FLOWOOD – When Jordan Thiering brings her baby son home from River Oaks Hospital in June, she’ll bring home something else: her placenta.
The delivery required a court order.
“Some people may say I’m crazy or don’t know what I’m doing,” the slender 25-year-old said, her fingers entwined beneath her enlarged belly. “But it’s about what I think is best for me and my baby. It’s part of my body and my right.”
The placenta is that blood-rich organ between mom and baby, which allows oxygen and nutrition exchange while the baby grows inside her.
Thiering, a Wisconsin native, joins a growing number of women across the U.S. who choose to keep their placentas for various purposes, including drying and processing into a powder to be swallowed in a gelatin capsule.
Some women believe the discarded tissue retains nutritional or hormonal value, which may ease post-partum depression, nausea, fatigue, discomfort with returning menstrual cycles or improve breast milk production.
Besides consuming the dehydrated tissue in a capsule, some women ingest it as food, such as in spaghetti sauce, place it in the hole when planting a commemorative tree or even impress it against art paper for a permanent image of its shape.
Some celebrities have embraced placenta consumption, such as January Jones from Mad Men who talked publicly about her placenta encapsulation and former Real Housewife Kim Zolciak, who drank a placenta smoothie in an episode of her spin-off reality show.
In Mississippi, Thiering had to gain legal possession of her placenta.
She talked to her physician, Dr.
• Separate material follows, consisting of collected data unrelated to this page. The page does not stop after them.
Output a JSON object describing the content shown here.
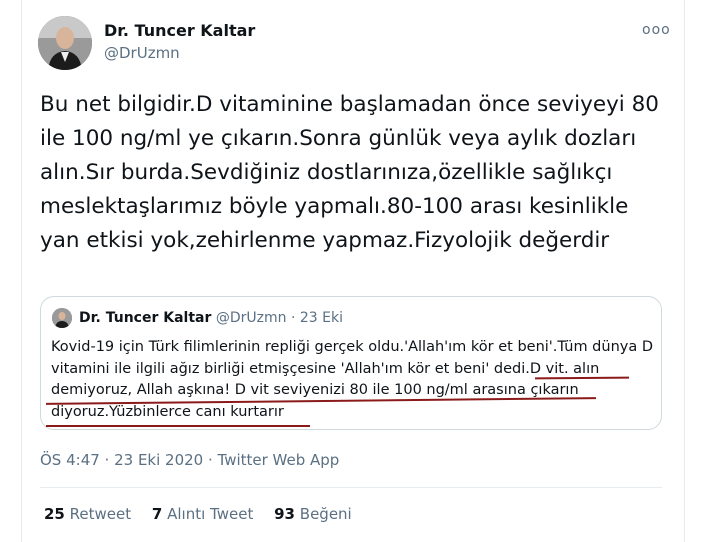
{
  "author": {
    "name": "Dr. Tuncer Kaltar",
    "handle": "@DrUzmn"
  },
  "more_icon": "ooo",
  "tweet_text": "Bu net bilgidir.D vitaminine başlamadan önce seviyeyi 80 ile 100 ng/ml ye çıkarın.Sonra günlük veya aylık dozları alın.Sır burda.Sevdiğiniz dostlarınıza,özellikle sağlıkçı meslektaşlarımız böyle yapmalı.80-100 arası kesinlikle yan etkisi yok,zehirlenme yapmaz.Fizyolojik değerdir",
  "quoted": {
    "name": "Dr. Tuncer Kaltar",
    "handle": "@DrUzmn",
    "separator": "·",
    "date": "23 Eki",
    "text": "Kovid-19 için Türk filimlerinin repliği gerçek oldu.'Allah'ım kör et beni'.Tüm dünya D vitamini ile ilgili ağız birliği etmişçesine 'Allah'ım kör et beni' dedi.D vit. alın demiyoruz, Allah aşkına! D vit seviyenizi 80 ile 100 ng/ml arasına çıkarın diyoruz.Yüzbinlerce canı kurtarır"
  },
  "timestamp": "ÖS 4:47 · 23 Eki 2020 · Twitter Web App",
  "stats": {
    "retweets": {
      "count": "25",
      "label": "Retweet"
    },
    "quotes": {
      "count": "7",
      "label": "Alıntı Tweet"
    },
    "likes": {
      "count": "93",
      "label": "Beğeni"
    }
  },
  "colors": {
    "text": "#0f1419",
    "secondary": "#5b7083",
    "border": "#cfd9de",
    "annotation_red": "#8b1a1a"
  }
}
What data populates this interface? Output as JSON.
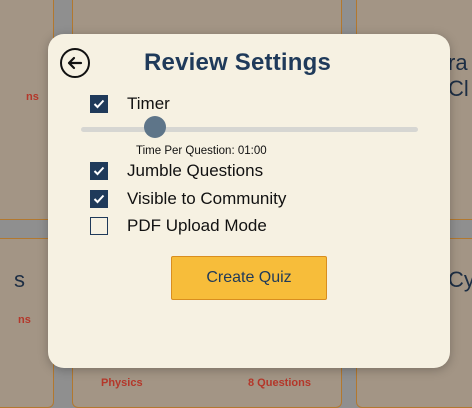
{
  "background": {
    "left_partial_text_1": "ns",
    "left_partial_text_2": "s",
    "left_partial_text_3": "ns",
    "right_partial_text_1": "ra",
    "right_partial_text_2": "Cl",
    "right_partial_text_3": "Cy",
    "bottom_subject": "Physics",
    "bottom_count": "8 Questions"
  },
  "modal": {
    "title": "Review Settings",
    "options": [
      {
        "label": "Timer",
        "checked": true
      },
      {
        "label": "Jumble Questions",
        "checked": true
      },
      {
        "label": "Visible to Community",
        "checked": true
      },
      {
        "label": "PDF Upload Mode",
        "checked": false
      }
    ],
    "timer_slider": {
      "caption": "Time Per Question: 01:00",
      "value_fraction": 0.22
    },
    "create_button_label": "Create Quiz"
  },
  "colors": {
    "primary": "#1f3a5a",
    "button": "#f7bd3a",
    "modal_bg": "#f6f1e2",
    "accent_red": "#b4372a"
  },
  "icons": {
    "back": "arrow-left-circle-icon",
    "check": "checkmark-icon"
  }
}
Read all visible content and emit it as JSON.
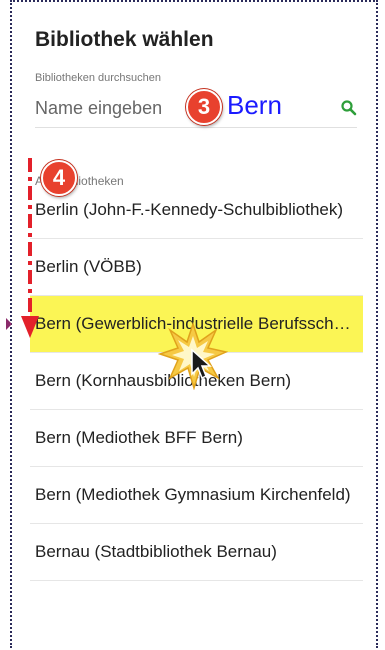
{
  "dialog": {
    "title": "Bibliothek wählen"
  },
  "search": {
    "label": "Bibliotheken durchsuchen",
    "placeholder": "Name eingeben",
    "icon": "search-icon"
  },
  "annotations": {
    "step3_number": "3",
    "step3_text": "Bern",
    "step4_number": "4"
  },
  "list": {
    "section_label": "Alle Bibliotheken",
    "items": [
      "Berlin (John-F.-Kennedy-Schulbibliothek)",
      "Berlin (VÖBB)",
      "Bern (Gewerblich-industrielle Berufsschule)",
      "Bern (Kornhausbibliotheken Bern)",
      "Bern (Mediothek BFF Bern)",
      "Bern (Mediothek Gymnasium Kirchenfeld)",
      "Bernau (Stadtbibliothek Bernau)"
    ],
    "highlighted_index": 2
  },
  "colors": {
    "highlight": "#fbf555",
    "annotation_red": "#e8412e",
    "typed_blue": "#1b1bff",
    "search_green": "#2e9e3a"
  }
}
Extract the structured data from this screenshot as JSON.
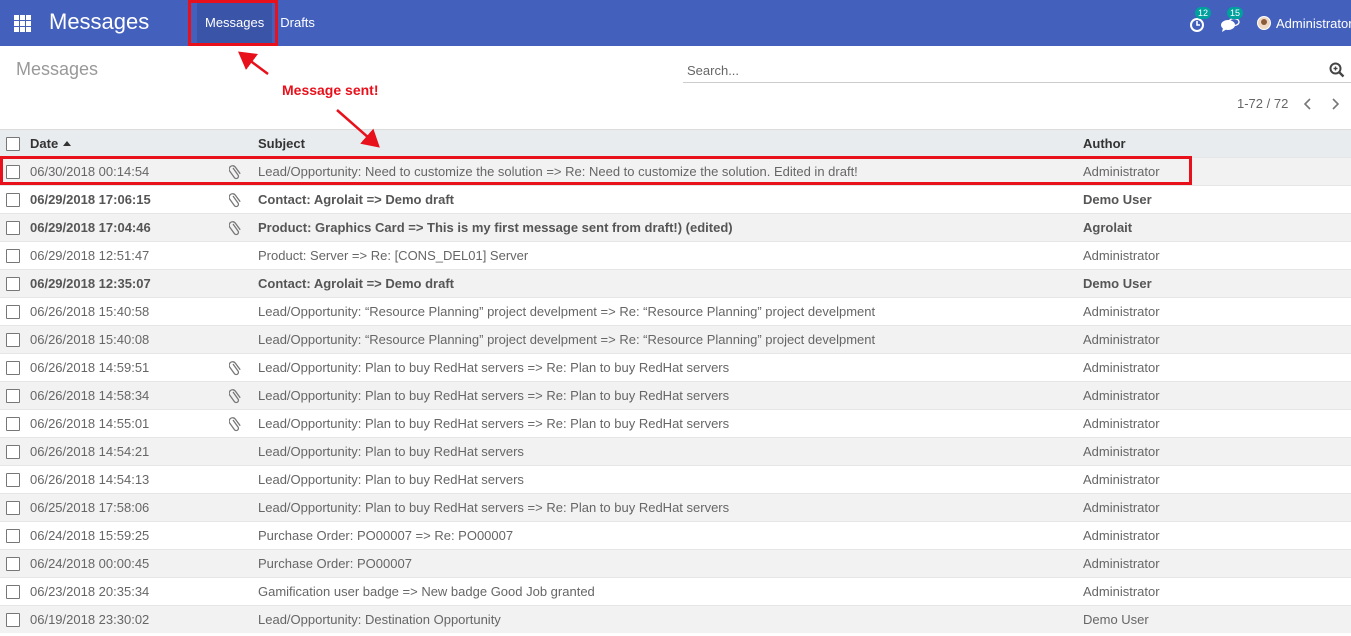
{
  "navbar": {
    "app_title": "Messages",
    "menu": [
      "Messages",
      "Drafts"
    ],
    "activity_count": "12",
    "discuss_count": "15",
    "user_name": "Administrator"
  },
  "control_panel": {
    "breadcrumb": "Messages",
    "search_placeholder": "Search...",
    "pager": "1-72 / 72"
  },
  "list": {
    "columns": {
      "date": "Date",
      "subject": "Subject",
      "author": "Author"
    },
    "rows": [
      {
        "date": "06/30/2018 00:14:54",
        "subject": "Lead/Opportunity: Need to customize the solution => Re: Need to customize the solution. Edited in draft!",
        "author": "Administrator",
        "bold": false,
        "attachment": true
      },
      {
        "date": "06/29/2018 17:06:15",
        "subject": "Contact: Agrolait => Demo draft",
        "author": "Demo User",
        "bold": true,
        "attachment": true
      },
      {
        "date": "06/29/2018 17:04:46",
        "subject": "Product: Graphics Card => This is my first message sent from draft!) (edited)",
        "author": "Agrolait",
        "bold": true,
        "attachment": true
      },
      {
        "date": "06/29/2018 12:51:47",
        "subject": "Product: Server => Re: [CONS_DEL01] Server",
        "author": "Administrator",
        "bold": false,
        "attachment": false
      },
      {
        "date": "06/29/2018 12:35:07",
        "subject": "Contact: Agrolait => Demo draft",
        "author": "Demo User",
        "bold": true,
        "attachment": false
      },
      {
        "date": "06/26/2018 15:40:58",
        "subject": "Lead/Opportunity: “Resource Planning” project develpment => Re: “Resource Planning” project develpment",
        "author": "Administrator",
        "bold": false,
        "attachment": false
      },
      {
        "date": "06/26/2018 15:40:08",
        "subject": "Lead/Opportunity: “Resource Planning” project develpment => Re: “Resource Planning” project develpment",
        "author": "Administrator",
        "bold": false,
        "attachment": false
      },
      {
        "date": "06/26/2018 14:59:51",
        "subject": "Lead/Opportunity: Plan to buy RedHat servers => Re: Plan to buy RedHat servers",
        "author": "Administrator",
        "bold": false,
        "attachment": true
      },
      {
        "date": "06/26/2018 14:58:34",
        "subject": "Lead/Opportunity: Plan to buy RedHat servers => Re: Plan to buy RedHat servers",
        "author": "Administrator",
        "bold": false,
        "attachment": true
      },
      {
        "date": "06/26/2018 14:55:01",
        "subject": "Lead/Opportunity: Plan to buy RedHat servers => Re: Plan to buy RedHat servers",
        "author": "Administrator",
        "bold": false,
        "attachment": true
      },
      {
        "date": "06/26/2018 14:54:21",
        "subject": "Lead/Opportunity: Plan to buy RedHat servers",
        "author": "Administrator",
        "bold": false,
        "attachment": false
      },
      {
        "date": "06/26/2018 14:54:13",
        "subject": "Lead/Opportunity: Plan to buy RedHat servers",
        "author": "Administrator",
        "bold": false,
        "attachment": false
      },
      {
        "date": "06/25/2018 17:58:06",
        "subject": "Lead/Opportunity: Plan to buy RedHat servers => Re: Plan to buy RedHat servers",
        "author": "Administrator",
        "bold": false,
        "attachment": false
      },
      {
        "date": "06/24/2018 15:59:25",
        "subject": "Purchase Order: PO00007 => Re: PO00007",
        "author": "Administrator",
        "bold": false,
        "attachment": false
      },
      {
        "date": "06/24/2018 00:00:45",
        "subject": "Purchase Order: PO00007",
        "author": "Administrator",
        "bold": false,
        "attachment": false
      },
      {
        "date": "06/23/2018 20:35:34",
        "subject": "Gamification user badge => New badge Good Job granted",
        "author": "Administrator",
        "bold": false,
        "attachment": false
      },
      {
        "date": "06/19/2018 23:30:02",
        "subject": "Lead/Opportunity: Destination Opportunity",
        "author": "Demo User",
        "bold": false,
        "attachment": false
      }
    ]
  },
  "annotation": {
    "text": "Message sent!",
    "color": "#e8101b"
  },
  "colors": {
    "navbar": "#4360bd",
    "badge": "#00a09d"
  },
  "icons": [
    "apps-icon",
    "activity-icon",
    "discuss-icon",
    "search-icon",
    "chevron-left-icon",
    "chevron-right-icon",
    "paperclip-icon"
  ]
}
Shea Moses, who suggested contacting the hospital about her wishes.
“They said I’d need a court order,” Thiering said. “It seemed a bit odd, since it’s my placenta.”
But the River Oaks contact explained they must abide by a Mississippi Department of Health directive, which categorized placentas as biological waste.
Jacqueline Hammack, a 33-year-old Rankin County attorney and mother to an active 16-month-old named Morris, had met Thiering and other moms or moms-to-be on a Facebook site about birthing and breastfeeding issues.
“Jacqui said she would help,” Thiering said.
“I felt like, if this is the requirement, she needed some assistance,” Hammack recalled as they talked about the personal and legal journey in Thiering’s Flowood home near Ross Barnett Reservoir. “When it comes to court, you always fare better with representation.”
Seeking a court order for a placenta was something new for Hammack, although the novelty did not dissuade her.
Hammack said she briefed the Rankin County Chancery Court about the issue, and on May 17 she and Thiering went to court before Chancellor John McLaurin Jr.
“It was quick and painless – Jacqui did all the work,” Thiering recalled. “Judge McLaurin didn’t seem to have any issues with it, just as long as River Oaks didn’t.”
River Oaks’ attorney Katie Gilchrist was there too, to ensure her client was protected in the matter.
“You know, River Oaks just wants to do the right thing and meet Department of Health guidelines,” she said, noting this was her first time in court about a placenta.
Thiering and Hammack assured McLaurin that the release of the tissue posed no danger to the public because the public would not come into contact with it, Gilchrist noted.
“I’m sure that made a difference to the judge to give his approval,” she said.
Liz Sharlot, communications director for the State Department of Health, said a court order assures the public “that you’re going to properly dispose of the waste – then it’s up to the hospital” to decide how to handle individual requests.
And so, armed with her Rankin County court order, Thiering and her husband Doug, a U.S. Air Force aircraft mechanic with the 172nd Airlift Wing, prepare for their lives to change.
While consuming the dehydrated placenta may not have scientifically proven benefits, Thiering says it’s her right to have it and use it in whatever way she believes will benefit her.
She says her husband’s on board too.
“If this helps me, it helps him too,” she said with a laugh.
For anyone else who wants to bring their placenta home, the rules vary from state to state.
She and Hammack advise any other women with similar interests to check with their doctors and hospitals about relevant regulations.
“I like to think I’ve paved the way to make it easier for other mothers who want to do this,” Thiering said.